The investigation in the UK into the collapse of Carillion Plc by a House of Commons select committee provides rare public access to the restructuring plan for a large company. Would the plan meet the requirements of Australia’s Safe Harbour regime?
The Collapse of Carillion
Carillion was a UK-headquartered construction company with worldwide operations employing 43,000 staff. It was placed into liquidation on 15 January 2018 following the UK government’s refusal to provide emergency funding,
With only £29 million in cash and creditors of more than £4.6 billion the position was so dire that – according to the select committee report – the company was forced into liquidation because it could not find a administrator prepared to take on the job in light of uncertainty about whether there was enough money to cover their costs.
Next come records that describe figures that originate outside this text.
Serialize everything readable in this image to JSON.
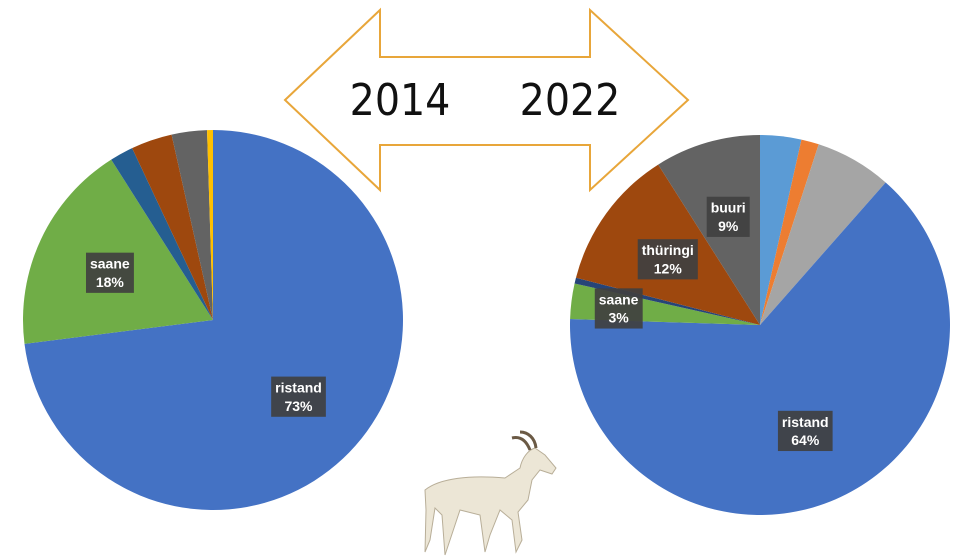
{
  "chart_data": [
    {
      "type": "pie",
      "title": "2014",
      "categories": [
        "ristand",
        "saane",
        null,
        null,
        null,
        null
      ],
      "values": [
        73,
        18,
        2,
        3.5,
        3,
        0.5
      ],
      "value_labels": [
        "73%",
        "18%",
        null,
        null,
        null,
        null
      ],
      "colors": [
        "#4472c4",
        "#70ad47",
        "#255e91",
        "#9e480e",
        "#636363",
        "#ffc000"
      ]
    },
    {
      "type": "pie",
      "title": "2022",
      "categories": [
        null,
        null,
        null,
        "ristand",
        "saane",
        null,
        "thüringi",
        "buuri"
      ],
      "values": [
        3.5,
        1.5,
        6.5,
        64,
        3,
        0.5,
        12,
        9
      ],
      "value_labels": [
        null,
        null,
        null,
        "64%",
        "3%",
        null,
        "12%",
        "9%"
      ],
      "colors": [
        "#5b9bd5",
        "#ed7d31",
        "#a5a5a5",
        "#4472c4",
        "#70ad47",
        "#264478",
        "#9e480e",
        "#636363"
      ]
    }
  ]
}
Investigations into the conduct of the directors and auditors by the Insolvency Service, Financial Reporting Council, Financial Conduct Authority, and the Pensions Regulator are underway. In addition, the House of Commons Work and Pensions Committee launched an inquiry within a fortnight of the collapse.
As discussed here, the 16 May committee report (available here) is scathing in its criticism of directors, auditors, and regulators. The Inquiry has also made public a large number of documents which would not ordinarily be available – most notably including the 100 page turnaround plan.
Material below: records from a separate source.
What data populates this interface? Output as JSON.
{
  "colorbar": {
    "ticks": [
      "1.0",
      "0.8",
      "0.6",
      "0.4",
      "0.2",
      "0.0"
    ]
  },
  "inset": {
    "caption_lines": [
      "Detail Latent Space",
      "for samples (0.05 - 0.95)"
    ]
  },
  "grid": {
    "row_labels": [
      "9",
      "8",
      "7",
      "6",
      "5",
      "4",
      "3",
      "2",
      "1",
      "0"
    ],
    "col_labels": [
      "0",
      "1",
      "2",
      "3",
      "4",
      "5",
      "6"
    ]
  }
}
Australia’s Safe Harbour regime
Australia’s severe insolvent trading laws make company directors personally liable for debts incurred when a company is insolvent.
By comparison the UK’s ‘wrongful trading’ regime imposes liability if directors ‘knew, or ought to have concluded that there was no reasonable prospect of avoiding insolvent liquidation’ and did not take ‘every step with a view to minimising the potential loss to the company’s creditors.’
The Australian Safe Harbour regime provides company directors with protection against insolvent trading claims but only if their conduct and actions, and the conduct of the company, meet minimum standards.
Would the Carillion plan meet the Australian Safe Harbour requirements?
The plan does articulate an appropriate objective that is clearly a better outcome than liquidation, and it does identify the use of a big 4 accounting firm as an appropriately qualified adviser.
However the plan is silent about any steps the directors had taken to conclude that they are properly informed about the financial position of the company, or that they proposed to take to stay informed. The document identifies a number of actions that have been taken, but it doesn’t really set out a future action plan, identify those responsible for each action, or set milestone dates.
Those omissions may not be fatal – perhaps there were other documents that provide appropriate detail. The biggest difficulty that the directors would have in meeting the Australian criteria is that the forecasts in the plan exclude employee pension contributions from the company budgets, and paying employee entitlements ‘as they fall due’ is a key requirement of the Australian regime.
Too little, too late
Of course the Carillion turnaround plan was never designed to meet the Australian requirements, so it’s not a huge surprise that it doesn’t. But nonetheless, that ‘failure’ highlights that it is essential for directors seeking to access safe harbour to ensure that they have a plan that is fit for that purpose.
In the case of Carillion, history shows that the plan was too little, too late: the company was in liquidation within a fortnight of the plan being finalised.